C’est précisément là que réside aujourd’hui la principale inconnue. Quelle sera la réaction du M23 ? Le mouvement rebelle saluera-t-il cette première libération et posera-t-il, à son tour, un geste d’apaisement ? Ou estimera-t-il que la remise de 15 détenus ne change pas fondamentalement la situation, en continuant de réclamer la libération des centaines de personnes qu’il affirme encore détenues par Kinshasa ? Pour l’instant, il est difficile de le savoir. Mais sa réaction sera déterminante pour la suite.

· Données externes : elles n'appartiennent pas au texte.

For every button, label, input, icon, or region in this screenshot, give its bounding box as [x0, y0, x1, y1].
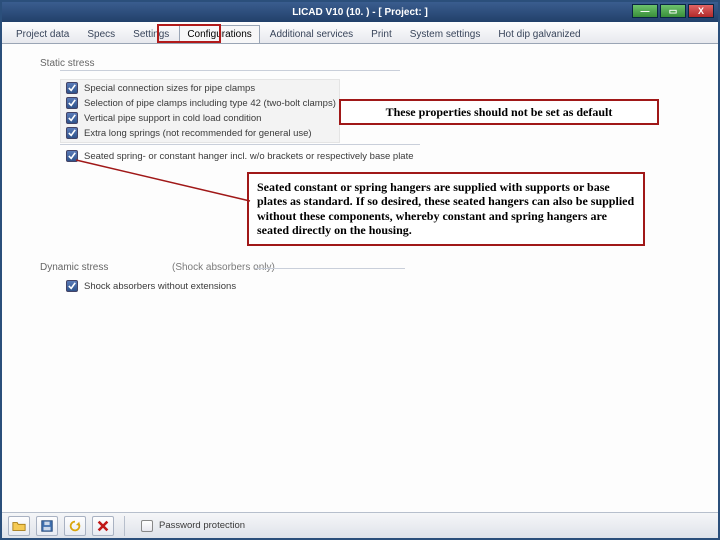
bottom-toolbar: Password protection: [2, 512, 718, 538]
minimize-button[interactable]: —: [632, 4, 658, 18]
checkbox-icon: [141, 520, 153, 532]
titlebar: LICAD V10 (10. ) - [ Project: ] — ▭ X: [2, 2, 718, 22]
option-seated-hanger[interactable]: Seated spring- or constant hanger incl. …: [66, 150, 414, 162]
option-extra-long-springs[interactable]: Extra long springs (not recommended for …: [66, 127, 312, 139]
tab-system-settings[interactable]: System settings: [402, 25, 489, 43]
tab-project-data[interactable]: Project data: [8, 25, 77, 43]
panel-body: Static stress Special connection sizes f…: [2, 44, 718, 512]
close-button[interactable]: X: [688, 4, 714, 18]
open-button[interactable]: [8, 516, 30, 536]
option-pipe-clamps-type42[interactable]: Selection of pipe clamps including type …: [66, 97, 336, 109]
x-icon: [96, 519, 110, 533]
check-icon: [66, 97, 78, 109]
check-icon: [66, 280, 78, 292]
window-controls: — ▭ X: [632, 4, 714, 18]
dynamic-stress-label: Dynamic stress: [40, 262, 108, 273]
app-window: LICAD V10 (10. ) - [ Project: ] — ▭ X Pr…: [0, 0, 720, 540]
window-title: LICAD V10 (10. ) - [ Project: ]: [292, 7, 428, 18]
refresh-button[interactable]: [64, 516, 86, 536]
callout-seated-hanger-info: Seated constant or spring hangers are su…: [247, 172, 645, 246]
tab-specs[interactable]: Specs: [79, 25, 123, 43]
folder-open-icon: [12, 519, 26, 533]
password-protection-toggle[interactable]: Password protection: [141, 520, 245, 532]
refresh-icon: [68, 519, 82, 533]
option-vertical-pipe-support[interactable]: Vertical pipe support in cold load condi…: [66, 112, 261, 124]
tab-print[interactable]: Print: [363, 25, 400, 43]
dynamic-divider: [255, 268, 405, 269]
check-icon: [66, 82, 78, 94]
floppy-icon: [40, 519, 54, 533]
tab-additional-services[interactable]: Additional services: [262, 25, 361, 43]
tab-settings[interactable]: Settings: [125, 25, 177, 43]
callout-default-warning: These properties should not be set as de…: [339, 99, 659, 125]
tab-configurations[interactable]: Configurations: [179, 25, 259, 43]
check-icon: [66, 127, 78, 139]
static-stress-label: Static stress: [40, 58, 94, 69]
option-special-connection[interactable]: Special connection sizes for pipe clamps: [66, 82, 255, 94]
check-icon: [66, 112, 78, 124]
maximize-button[interactable]: ▭: [660, 4, 686, 18]
divider-mid: [60, 144, 420, 145]
tab-bar: Project data Specs Settings Configuratio…: [2, 22, 718, 44]
option-shock-absorbers[interactable]: Shock absorbers without extensions: [66, 280, 236, 292]
check-icon: [66, 150, 78, 162]
toolbar-separator: [124, 516, 125, 536]
static-divider: [60, 70, 400, 71]
tab-hot-dip-galvanized[interactable]: Hot dip galvanized: [490, 25, 588, 43]
delete-button[interactable]: [92, 516, 114, 536]
save-button[interactable]: [36, 516, 58, 536]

Kinshasa peut également se servir de cette opération pour tester la volonté réelle du M23 de poursuivre le dialogue. Si les deux parties commencent à libérer des détenus et à prendre d’autres mesures de confiance, le processus de Doha pourrait progressivement reprendre vie. Ce serait déjà une évolution notable après plusieurs mois de blocage.
Il convient donc d’éviter de présenter cette remise de 15 détenus comme une avancée majeure. Il ne s’agit pas encore d’un véritable déblocage du processus de Doha. Mais c’est peut-être le premier geste permettant de croire que le dossier n’est pas totalement refermé. La question est désormais de savoir si Kinshasa poursuivra dans cette voie et, surtout, si le M23 fera de même. C’est à partir de ces développements qu’il sera réellement possible de dire si l’espoir d’une relance du processus de Doha est de nouveau permis.